今回、そんなメッシに関しては割愛して『マラドーナになれなかった男』について書いていきます。

マラドーナ2世と(僕に)呼ばれたロレンツォ・インシーニェ

皆さんの頭の中にも多くの『マラドーナ2世』と呼ばれた選手が浮かんでいると思います。オルテガ、アイマール、リケルメ……などなど。

ですが、今回紹介するのはアルゼンチン人ではなくイタリア人。僕が大好きなファンタジスタ『ロレンツォ・インシーニェ』です。

僕はこのインシーニェが育ったクラブ、ナポリが好きで追いかけてきました。

SSCナポリ。イタリア南部の町、ナポリに本拠地を置くチームです。歴史的な面から振り返ると、昔のイタリアは南北で経済格差が大きく、北部の地域から差別的な扱いを受けることもあったナポリ市民。そんな街の娯楽がSSCナポリだったわけですが、そのサッカーでも北部のユベントスやローマ、ACミランやインテルには勝てない。

そんな貧しい街に現れたのが当時23歳のマラドーナでした。

すでに世界的スター選手だったマラドーナは、派手な私生活の影響もあってバルセロナ(スペイン)を退団。そこに無理して大金をはたき、ナポリが獲得しました。(結局、マラドーナの活躍でチケットが売れまくって黒字になったらしいけど)

それまで決して強豪とはいえなかったチームは、マラドーナらの活躍で86-87、89-90シーズンにリーグ優勝を経験しました。

北部の強豪チームを軒並み倒しての優勝は、ナポリサポーターにはこのうえなく痛快で、今でもマラドーナは『ナポリの王』として愛され、街には彼の壁画があふれ、背番号10は永久欠番になっています。

1990年のイタリアW杯では、イタリア中がひとつになって自国の代表を応援する一方で、前回大会優勝のアルゼンチンとそのエースのマラドーナは、どこの会場でも激しいブーイングを浴びたそう。
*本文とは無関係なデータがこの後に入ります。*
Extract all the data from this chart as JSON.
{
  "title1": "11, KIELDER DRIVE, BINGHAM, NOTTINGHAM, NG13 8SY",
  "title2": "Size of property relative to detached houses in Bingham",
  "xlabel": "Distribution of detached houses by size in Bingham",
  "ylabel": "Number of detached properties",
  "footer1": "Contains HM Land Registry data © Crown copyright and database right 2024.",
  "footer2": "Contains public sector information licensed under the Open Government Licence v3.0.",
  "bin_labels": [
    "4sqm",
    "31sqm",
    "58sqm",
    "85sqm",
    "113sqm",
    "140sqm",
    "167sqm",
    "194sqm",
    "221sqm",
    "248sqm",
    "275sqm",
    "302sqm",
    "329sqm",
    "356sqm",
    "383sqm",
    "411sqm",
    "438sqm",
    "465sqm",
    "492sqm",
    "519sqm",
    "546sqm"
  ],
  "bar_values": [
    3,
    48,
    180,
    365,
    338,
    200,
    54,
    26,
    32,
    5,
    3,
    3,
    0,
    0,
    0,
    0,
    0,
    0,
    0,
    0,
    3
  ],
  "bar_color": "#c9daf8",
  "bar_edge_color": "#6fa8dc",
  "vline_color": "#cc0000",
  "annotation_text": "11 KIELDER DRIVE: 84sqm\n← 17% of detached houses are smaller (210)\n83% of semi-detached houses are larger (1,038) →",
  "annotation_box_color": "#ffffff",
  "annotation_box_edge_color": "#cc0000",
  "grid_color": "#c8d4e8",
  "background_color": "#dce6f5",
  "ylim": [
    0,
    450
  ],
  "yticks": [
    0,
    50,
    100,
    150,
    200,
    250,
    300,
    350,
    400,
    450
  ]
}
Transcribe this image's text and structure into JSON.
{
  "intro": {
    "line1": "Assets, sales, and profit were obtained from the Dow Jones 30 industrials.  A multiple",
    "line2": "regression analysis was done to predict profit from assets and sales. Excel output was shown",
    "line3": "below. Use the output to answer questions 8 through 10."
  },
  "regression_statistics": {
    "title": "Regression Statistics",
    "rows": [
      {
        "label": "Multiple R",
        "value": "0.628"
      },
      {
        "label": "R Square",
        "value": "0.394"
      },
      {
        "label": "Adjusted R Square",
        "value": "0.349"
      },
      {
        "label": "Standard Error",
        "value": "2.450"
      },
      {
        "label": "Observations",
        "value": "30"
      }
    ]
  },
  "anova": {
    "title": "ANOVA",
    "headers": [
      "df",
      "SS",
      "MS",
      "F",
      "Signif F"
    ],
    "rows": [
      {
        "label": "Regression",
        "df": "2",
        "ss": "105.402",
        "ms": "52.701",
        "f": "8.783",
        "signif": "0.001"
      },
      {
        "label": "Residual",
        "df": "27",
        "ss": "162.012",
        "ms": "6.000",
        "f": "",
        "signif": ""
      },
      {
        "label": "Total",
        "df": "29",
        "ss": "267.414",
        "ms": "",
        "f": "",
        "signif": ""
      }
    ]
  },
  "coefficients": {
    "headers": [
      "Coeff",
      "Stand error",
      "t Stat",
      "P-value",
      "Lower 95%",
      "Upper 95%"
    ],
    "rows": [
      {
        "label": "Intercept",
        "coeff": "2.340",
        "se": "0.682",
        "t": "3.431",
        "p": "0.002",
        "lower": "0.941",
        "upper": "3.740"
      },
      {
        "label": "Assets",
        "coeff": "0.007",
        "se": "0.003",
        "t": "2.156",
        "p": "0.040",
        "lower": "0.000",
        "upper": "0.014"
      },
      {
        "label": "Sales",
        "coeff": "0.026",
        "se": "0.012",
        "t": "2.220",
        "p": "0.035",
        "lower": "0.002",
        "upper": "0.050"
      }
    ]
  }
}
そして準決勝。イタリア対アルゼンチンは、なんの因果かナポリで開催されました。イタリア中がひとつになっているなか、ナポリの人たちだけはブーイングを拒否。それどころかマラドーナコールをしたのです。

それほどまでに愛されたマラドーナ。

しかし、そんな伝説の10番がいた黄金期以来、30年以上優勝はありません。それどころか97-98シーズンに2部に降格し、そこから暗黒期へ。2004年には3部へと降格……と漫画のプロローグような転落劇。

さて、僕がインシーニェという選手と出会うのは、そこからさらに数年後。07-08シーズンについにセリエA復帰を果たしたナポリ。そして15-16シーズン、ついに僕がナポリと出会います。

当時、チームのエースはイグアイン(元アルゼンチン代表)。この年、35試合で36ゴールという脅威的な記録を叩き出します。しかし、そこは中堅クラブの宿命。ド派手に活躍した選手はビッグクラブに引き抜かれてしまいます。